The fact that you can copy and paste into Word and get the correct content does point to a problem in Acrobat. You may want to file a bug report here: Feature Request/Bug Report Form That is the only reliable way to notify Adobe of a problem in their products.
To be very clear, I did not say that your particular files were bad but that in the past we saw this type of symptom with some bad PDF files.
Thanks for testing the copy-and-paste text. That would indicate that in fact you have found a real issue. What we need to be able to do is analyze the issue and fix it. However, without a sample file, that is difficult.
If you could contact me with a private message and a pointer to such a sample, I'll gladly pursue this within Adobe and we will maintain the confidentiality of the sample file.
While some time has past since the original post it is getting to be tax time...
I too use Bank of America and have for a number of years extracted column data from monthly statements. This year (2017/2018) checking account statements appear different from prior years as neither Save As nor Export To accessible text were working. After spending about 8-hours on a Saturday, have found another solution that works.

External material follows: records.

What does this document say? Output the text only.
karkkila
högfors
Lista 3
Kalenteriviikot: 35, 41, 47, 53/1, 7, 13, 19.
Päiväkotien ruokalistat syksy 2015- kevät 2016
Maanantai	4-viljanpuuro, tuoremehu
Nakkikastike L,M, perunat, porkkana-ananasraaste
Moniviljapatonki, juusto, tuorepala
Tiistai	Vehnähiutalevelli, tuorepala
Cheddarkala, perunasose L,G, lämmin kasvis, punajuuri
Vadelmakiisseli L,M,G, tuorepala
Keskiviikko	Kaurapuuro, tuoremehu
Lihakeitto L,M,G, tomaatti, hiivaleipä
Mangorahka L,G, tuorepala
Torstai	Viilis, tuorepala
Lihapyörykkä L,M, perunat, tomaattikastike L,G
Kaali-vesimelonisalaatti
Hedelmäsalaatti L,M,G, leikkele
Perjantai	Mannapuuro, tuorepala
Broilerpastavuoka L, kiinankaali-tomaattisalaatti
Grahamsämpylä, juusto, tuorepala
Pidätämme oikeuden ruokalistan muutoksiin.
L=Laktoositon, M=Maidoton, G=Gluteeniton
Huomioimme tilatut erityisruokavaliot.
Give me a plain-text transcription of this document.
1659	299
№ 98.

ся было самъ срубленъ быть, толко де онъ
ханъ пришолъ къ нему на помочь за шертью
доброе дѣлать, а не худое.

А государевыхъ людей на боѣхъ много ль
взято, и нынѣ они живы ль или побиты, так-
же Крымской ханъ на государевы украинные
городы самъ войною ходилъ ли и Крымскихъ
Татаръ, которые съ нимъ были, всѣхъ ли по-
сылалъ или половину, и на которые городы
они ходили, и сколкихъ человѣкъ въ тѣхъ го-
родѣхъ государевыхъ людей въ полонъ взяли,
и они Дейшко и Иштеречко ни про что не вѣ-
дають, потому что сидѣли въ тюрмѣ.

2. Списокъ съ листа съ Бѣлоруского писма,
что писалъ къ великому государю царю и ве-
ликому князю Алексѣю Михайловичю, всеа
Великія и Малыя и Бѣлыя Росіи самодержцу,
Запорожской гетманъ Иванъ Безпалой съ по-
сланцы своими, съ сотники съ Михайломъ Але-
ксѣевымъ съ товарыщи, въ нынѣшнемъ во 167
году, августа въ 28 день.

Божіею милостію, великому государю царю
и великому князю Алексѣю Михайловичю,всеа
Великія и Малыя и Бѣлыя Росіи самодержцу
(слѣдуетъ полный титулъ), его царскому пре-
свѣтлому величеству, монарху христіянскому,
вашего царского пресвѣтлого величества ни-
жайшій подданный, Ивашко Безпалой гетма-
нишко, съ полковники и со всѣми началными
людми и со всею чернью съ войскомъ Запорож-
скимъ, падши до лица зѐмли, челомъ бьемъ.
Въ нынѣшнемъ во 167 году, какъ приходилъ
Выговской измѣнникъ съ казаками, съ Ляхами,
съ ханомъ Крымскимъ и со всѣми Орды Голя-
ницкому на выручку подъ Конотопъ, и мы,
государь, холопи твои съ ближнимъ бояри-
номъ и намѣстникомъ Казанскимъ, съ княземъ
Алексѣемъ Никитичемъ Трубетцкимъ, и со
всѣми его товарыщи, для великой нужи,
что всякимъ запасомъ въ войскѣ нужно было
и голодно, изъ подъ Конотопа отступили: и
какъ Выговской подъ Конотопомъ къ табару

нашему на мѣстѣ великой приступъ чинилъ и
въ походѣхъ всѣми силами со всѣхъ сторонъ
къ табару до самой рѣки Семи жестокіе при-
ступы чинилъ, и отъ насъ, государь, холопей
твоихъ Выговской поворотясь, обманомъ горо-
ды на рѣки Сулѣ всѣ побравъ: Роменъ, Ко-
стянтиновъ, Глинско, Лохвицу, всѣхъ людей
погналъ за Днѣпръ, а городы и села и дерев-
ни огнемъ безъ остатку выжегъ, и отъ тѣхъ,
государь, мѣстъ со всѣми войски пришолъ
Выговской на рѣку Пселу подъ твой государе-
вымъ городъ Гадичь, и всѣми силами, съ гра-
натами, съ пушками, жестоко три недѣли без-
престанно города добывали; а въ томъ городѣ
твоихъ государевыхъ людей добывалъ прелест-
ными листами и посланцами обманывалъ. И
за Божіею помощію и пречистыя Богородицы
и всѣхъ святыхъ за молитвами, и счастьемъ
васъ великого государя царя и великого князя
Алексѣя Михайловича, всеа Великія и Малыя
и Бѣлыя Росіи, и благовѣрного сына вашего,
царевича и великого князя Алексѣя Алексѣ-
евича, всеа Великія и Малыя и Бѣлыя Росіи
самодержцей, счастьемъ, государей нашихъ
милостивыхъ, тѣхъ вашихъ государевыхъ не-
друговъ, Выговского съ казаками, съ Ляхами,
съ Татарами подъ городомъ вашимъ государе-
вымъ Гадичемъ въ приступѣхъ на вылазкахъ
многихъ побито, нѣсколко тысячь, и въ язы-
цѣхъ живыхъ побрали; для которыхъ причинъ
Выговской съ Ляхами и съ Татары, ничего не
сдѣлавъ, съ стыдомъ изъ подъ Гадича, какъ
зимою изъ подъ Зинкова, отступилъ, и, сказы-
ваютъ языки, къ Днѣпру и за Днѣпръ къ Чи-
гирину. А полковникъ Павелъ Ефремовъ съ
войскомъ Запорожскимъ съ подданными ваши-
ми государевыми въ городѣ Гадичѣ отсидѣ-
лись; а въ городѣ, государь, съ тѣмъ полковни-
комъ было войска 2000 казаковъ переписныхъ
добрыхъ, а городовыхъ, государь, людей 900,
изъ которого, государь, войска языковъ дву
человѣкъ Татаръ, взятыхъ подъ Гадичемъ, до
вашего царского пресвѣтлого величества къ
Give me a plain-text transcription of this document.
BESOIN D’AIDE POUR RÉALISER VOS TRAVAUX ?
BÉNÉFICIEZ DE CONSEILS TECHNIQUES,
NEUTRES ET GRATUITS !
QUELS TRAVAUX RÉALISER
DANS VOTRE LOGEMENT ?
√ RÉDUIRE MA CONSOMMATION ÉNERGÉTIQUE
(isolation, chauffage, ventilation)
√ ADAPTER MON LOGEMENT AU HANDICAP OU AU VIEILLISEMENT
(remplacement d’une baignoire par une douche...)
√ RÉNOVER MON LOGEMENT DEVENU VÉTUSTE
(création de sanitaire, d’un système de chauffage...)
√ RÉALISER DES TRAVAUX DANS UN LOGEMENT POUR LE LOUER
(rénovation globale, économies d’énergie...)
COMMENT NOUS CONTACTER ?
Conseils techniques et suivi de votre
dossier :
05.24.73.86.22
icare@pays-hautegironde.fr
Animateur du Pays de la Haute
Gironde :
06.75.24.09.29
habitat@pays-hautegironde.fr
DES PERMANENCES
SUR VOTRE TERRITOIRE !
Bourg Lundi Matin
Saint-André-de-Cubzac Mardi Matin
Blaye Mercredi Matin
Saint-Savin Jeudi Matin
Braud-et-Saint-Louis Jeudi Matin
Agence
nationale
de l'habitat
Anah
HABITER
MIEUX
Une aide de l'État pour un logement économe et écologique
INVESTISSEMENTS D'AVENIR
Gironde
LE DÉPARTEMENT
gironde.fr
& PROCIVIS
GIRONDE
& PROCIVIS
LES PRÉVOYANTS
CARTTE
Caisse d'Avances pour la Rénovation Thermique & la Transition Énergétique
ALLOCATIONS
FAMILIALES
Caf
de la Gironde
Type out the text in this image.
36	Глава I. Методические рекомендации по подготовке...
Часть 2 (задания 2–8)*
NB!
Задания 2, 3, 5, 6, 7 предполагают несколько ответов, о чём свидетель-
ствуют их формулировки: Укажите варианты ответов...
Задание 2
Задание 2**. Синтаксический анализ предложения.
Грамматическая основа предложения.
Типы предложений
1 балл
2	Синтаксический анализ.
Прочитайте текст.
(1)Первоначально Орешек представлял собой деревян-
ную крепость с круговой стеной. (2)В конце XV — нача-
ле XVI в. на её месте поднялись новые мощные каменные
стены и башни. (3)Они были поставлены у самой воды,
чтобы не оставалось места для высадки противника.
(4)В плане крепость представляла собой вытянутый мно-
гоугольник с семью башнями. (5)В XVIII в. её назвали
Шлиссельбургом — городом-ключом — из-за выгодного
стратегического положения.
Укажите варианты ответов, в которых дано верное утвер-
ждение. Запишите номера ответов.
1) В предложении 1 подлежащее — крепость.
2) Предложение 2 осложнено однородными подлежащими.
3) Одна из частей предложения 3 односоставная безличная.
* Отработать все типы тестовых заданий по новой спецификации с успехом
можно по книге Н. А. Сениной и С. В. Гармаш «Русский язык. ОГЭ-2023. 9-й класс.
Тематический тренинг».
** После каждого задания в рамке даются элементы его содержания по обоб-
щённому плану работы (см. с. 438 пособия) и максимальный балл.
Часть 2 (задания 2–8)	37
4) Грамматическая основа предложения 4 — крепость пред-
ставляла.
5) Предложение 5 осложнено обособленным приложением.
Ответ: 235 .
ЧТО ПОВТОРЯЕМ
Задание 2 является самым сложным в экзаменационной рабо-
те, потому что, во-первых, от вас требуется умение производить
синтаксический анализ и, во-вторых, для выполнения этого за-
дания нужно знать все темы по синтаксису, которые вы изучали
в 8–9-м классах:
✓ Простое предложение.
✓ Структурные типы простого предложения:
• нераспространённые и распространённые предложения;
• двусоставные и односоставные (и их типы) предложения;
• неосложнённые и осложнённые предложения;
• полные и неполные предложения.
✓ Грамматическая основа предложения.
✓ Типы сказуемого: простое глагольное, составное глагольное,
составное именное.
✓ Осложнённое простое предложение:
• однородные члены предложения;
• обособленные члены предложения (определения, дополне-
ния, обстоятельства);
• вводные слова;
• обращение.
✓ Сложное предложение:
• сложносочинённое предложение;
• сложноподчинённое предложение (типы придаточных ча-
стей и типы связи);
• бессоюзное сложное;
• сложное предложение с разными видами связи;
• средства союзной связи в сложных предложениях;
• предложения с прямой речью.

Typically, I create a single Binder1.pdf from 13-14 monthly statements using Acrobat DC File-> Combine Files into a Single PDF... Shift, Select them in order, Save As Binder1.pdf.
The new wrinkle is you need to run Binder1.pdf through Acrobat's Accessibility checker. I ran Full Check, which allows for fixing some items with a single Right click. Unfortunately, had to "fix" several items, including Primary Language so not sure if there was a single "silver bullet". After that I was able to Edit->Select All, Cntl-C, then Cntl-V into my fav text editor, TextPad. This time, no strange umlauts nor other non-printing characters.